Ja klar. Ich erinnere mich sehr gut an den ökonomischen Absturz von Nils Stolberg und plötzlich kam soviel heraus. Es wurde richtig investigativ wegen dieser Waffenlieferungen. Ich hatte das Gefühl es ist zu groß, wir haben da doch nichts in der Hand. Da war ich neidisch auf den Staatsanwalt und habe zu dem mal etwas salopp gesagt: „Zeigen Sie doch mal die Akten.“ Da hat er gelacht. Der hatte da stapelweise Dokumente. Und ich dachte: Hätte ich davon doch nur eines, nur ein Papier. Zum Glück hatte ich woanders Einzelpapiere gefunden, nur wenige, aber die hatten es in sich. Aber bis man das hat, ist das ein Gefühlsbad, durch das man waten muss. Kriegt man die Geschichte am Ende wirklich hin? Da geht’s mir anders als vielleicht anderen. Ich fang ja nicht an mit einem Stapel Dokumente, die mir jemand zuspielt, sondern ich kriege was mit und habe das Gefühl, das ist wirklich eine Geschichte, die ich unbedingt erzählen will. Und dann geht’s los, Belege finden, Leute ansprechen, nichts hinbiegen, auch wenn man müde wird, dann lieber absagen.

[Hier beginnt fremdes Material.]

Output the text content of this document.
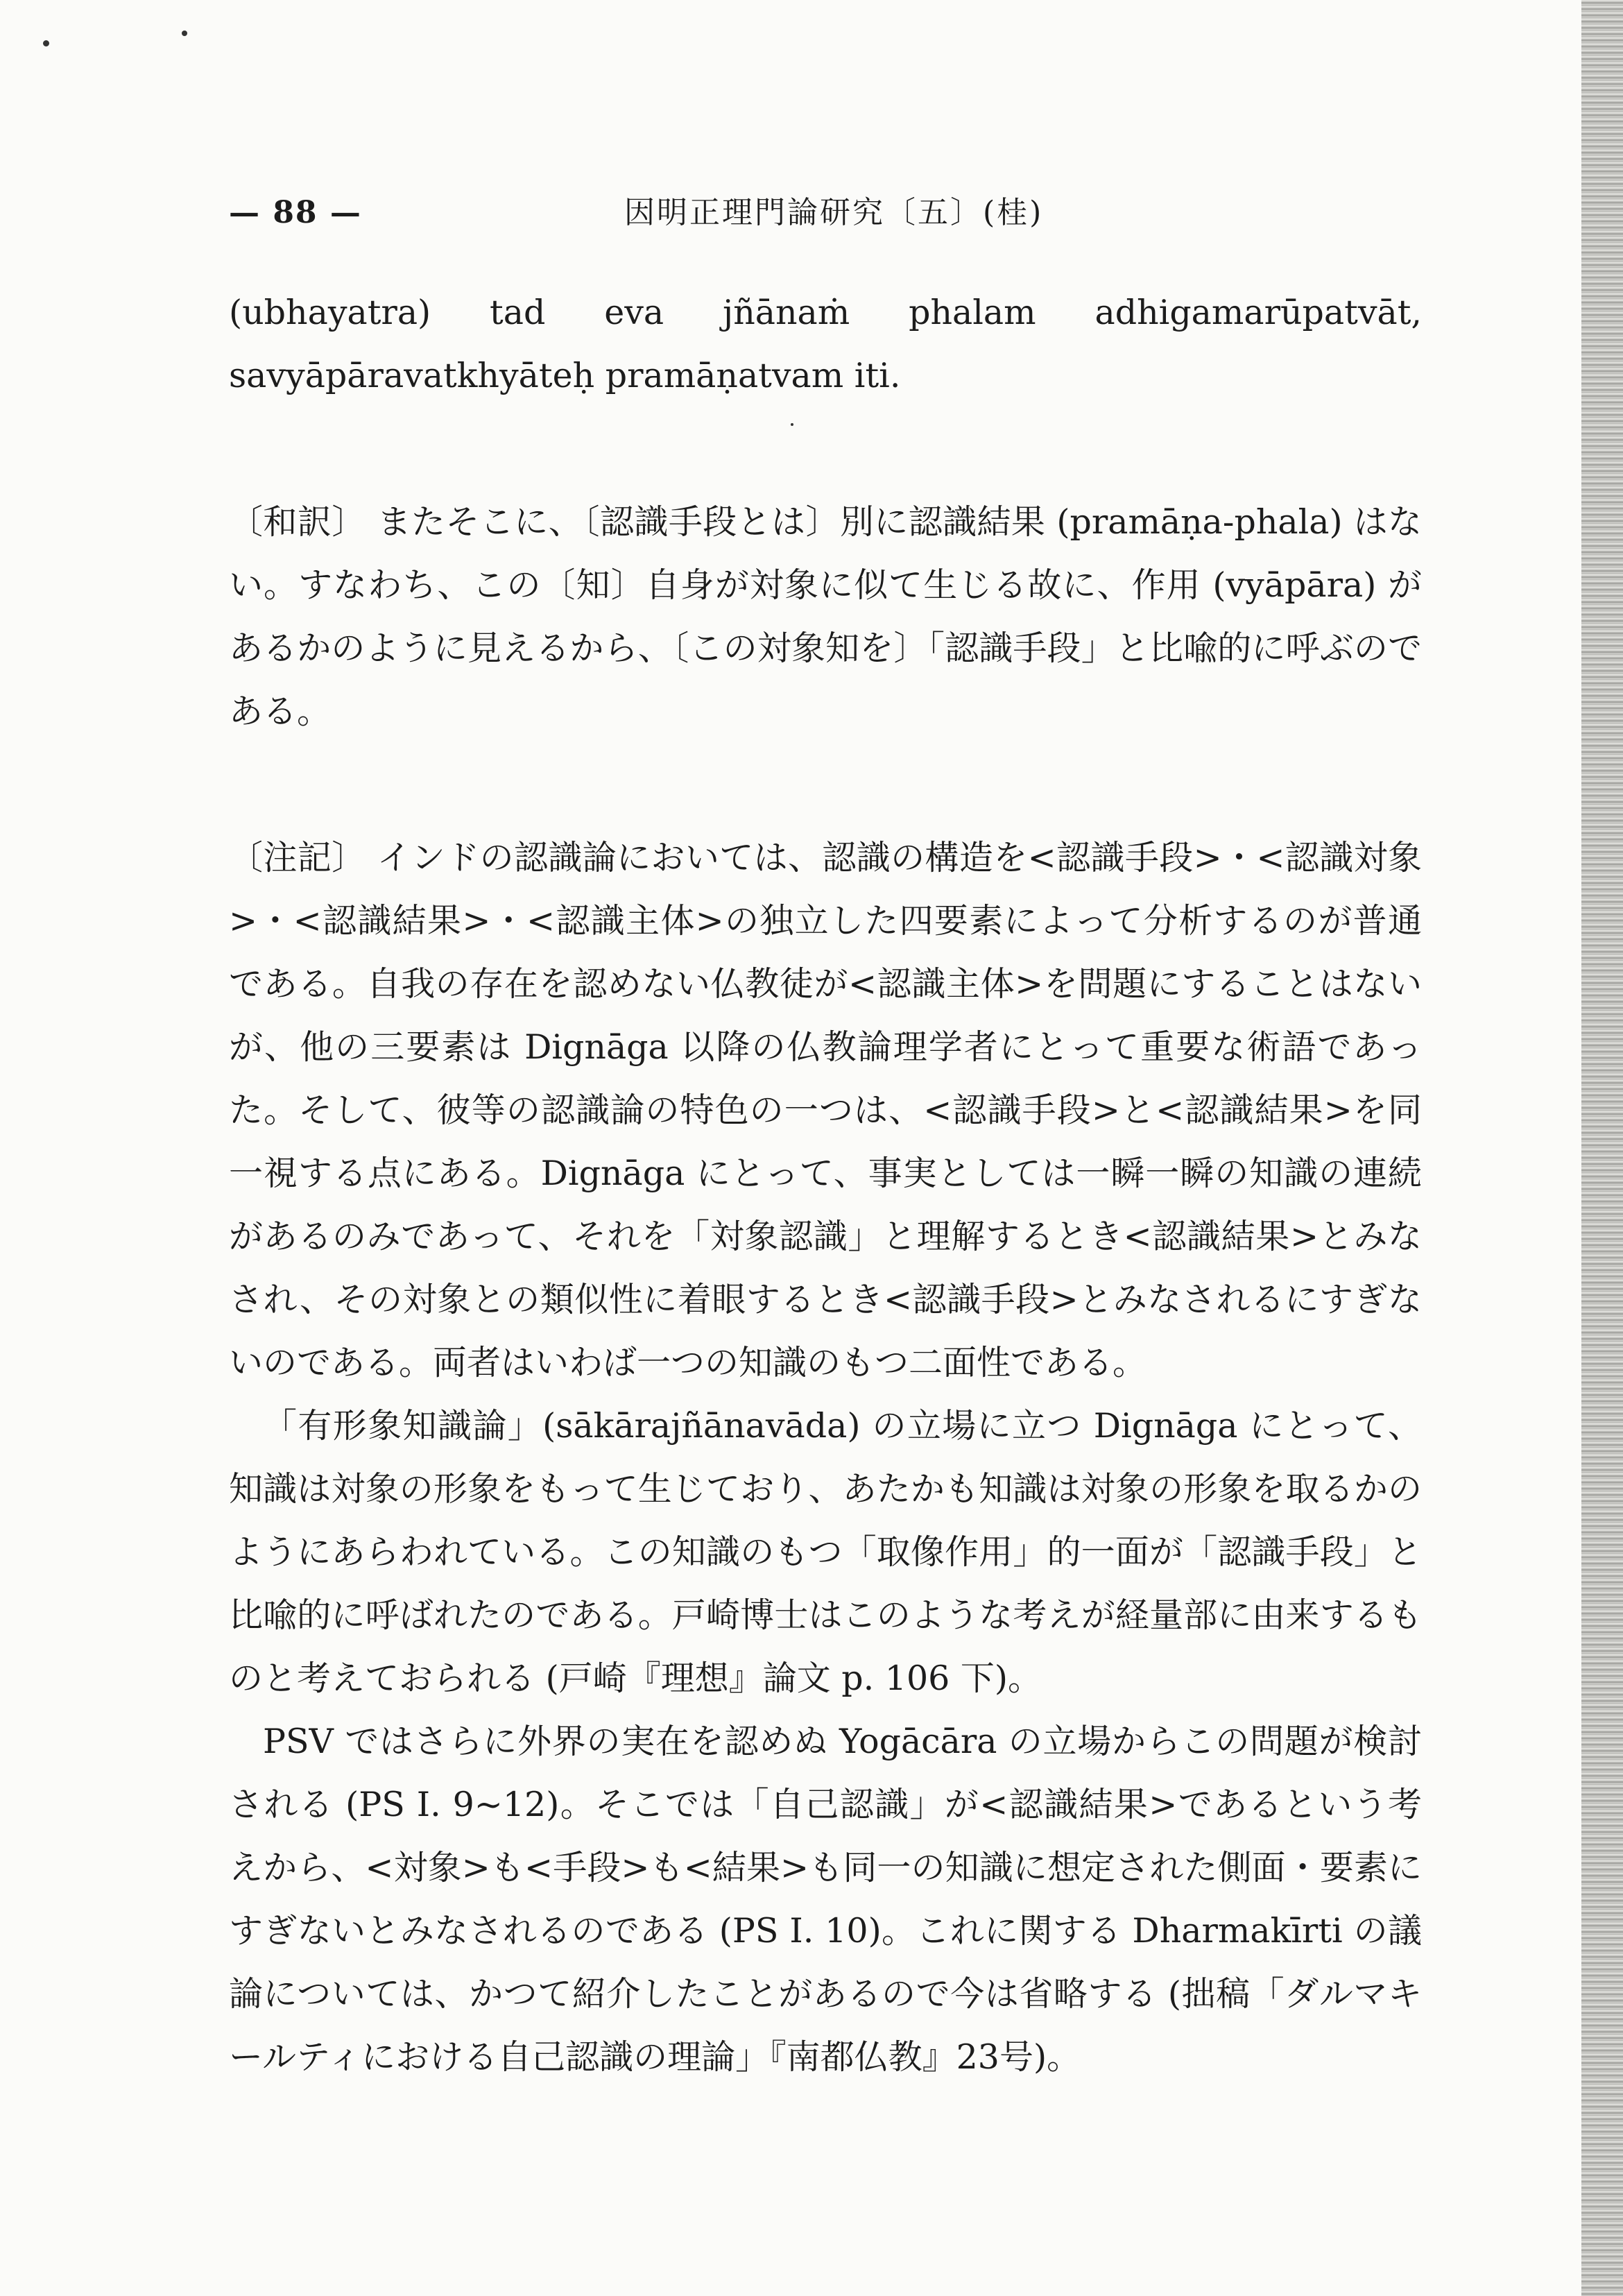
— 88 —	因明正理門論研究〔五〕(桂)

(ubhayatra) tad eva jñānaṁ phalam adhigamarūpatvāt, savyāpāravatkhyāteḥ pramāṇatvam iti.

〔和訳〕 またそこに、〔認識手段とは〕別に認識結果 (pramāṇa-phala) はない。すなわち、この〔知〕自身が対象に似て生じる故に、作用 (vyāpāra) があるかのように見えるから、〔この対象知を〕「認識手段」と比喩的に呼ぶのである。

〔注記〕 インドの認識論においては、認識の構造を<認識手段>・<認識対象>・<認識結果>・<認識主体>の独立した四要素によって分析するのが普通である。自我の存在を認めない仏教徒が<認識主体>を問題にすることはないが、他の三要素は Dignāga 以降の仏教論理学者にとって重要な術語であった。そして、彼等の認識論の特色の一つは、<認識手段>と<認識結果>を同一視する点にある。Dignāga にとって、事実としては一瞬一瞬の知識の連続があるのみであって、それを「対象認識」と理解するとき<認識結果>とみなされ、その対象との類似性に着眼するとき<認識手段>とみなされるにすぎないのである。両者はいわば一つの知識のもつ二面性である。

「有形象知識論」(sākārajñānavāda) の立場に立つ Dignāga にとって、知識は対象の形象をもって生じており、あたかも知識は対象の形象を取るかのようにあらわれている。この知識のもつ「取像作用」的一面が「認識手段」と比喩的に呼ばれたのである。戸崎博士はこのような考えが経量部に由来するものと考えておられる (戸崎『理想』論文 p. 106 下)。

PSV ではさらに外界の実在を認めぬ Yogācāra の立場からこの問題が検討される (PS I. 9~12)。そこでは「自己認識」が<認識結果>であるという考えから、<対象>も<手段>も<結果>も同一の知識に想定された側面・要素にすぎないとみなされるのである (PS I. 10)。これに関する Dharmakīrti の議論については、かつて紹介したことがあるので今は省略する (拙稿「ダルマキールティにおける自己認識の理論」『南都仏教』23号)。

Du arbeitest manchmal im Ausland, fühlst Du Dich dann einsam?

Bei TV-Recherchen nicht so, da sind wir ja ein Team. Zum Beispiel 2008 in der VR China, es ging um Doping und die Olympiade in Peking, da hatten wir Ärger. Aber wir konnten uns als Team immer über alles absprechen und waren auch abends zusammen.

Bei Hörfunk-Sachen bin ich allein und damit schon einsamer. Am schlimmsten war es 1994, da logierte ich in Taiwan in einem Hotel, nur Glasbausteine, keine natürliche Lichtquelle, eine Absteige. Ich hatte keinen Etat. Da fragte ich mich: „Wie komme ich hier eigentlich hin?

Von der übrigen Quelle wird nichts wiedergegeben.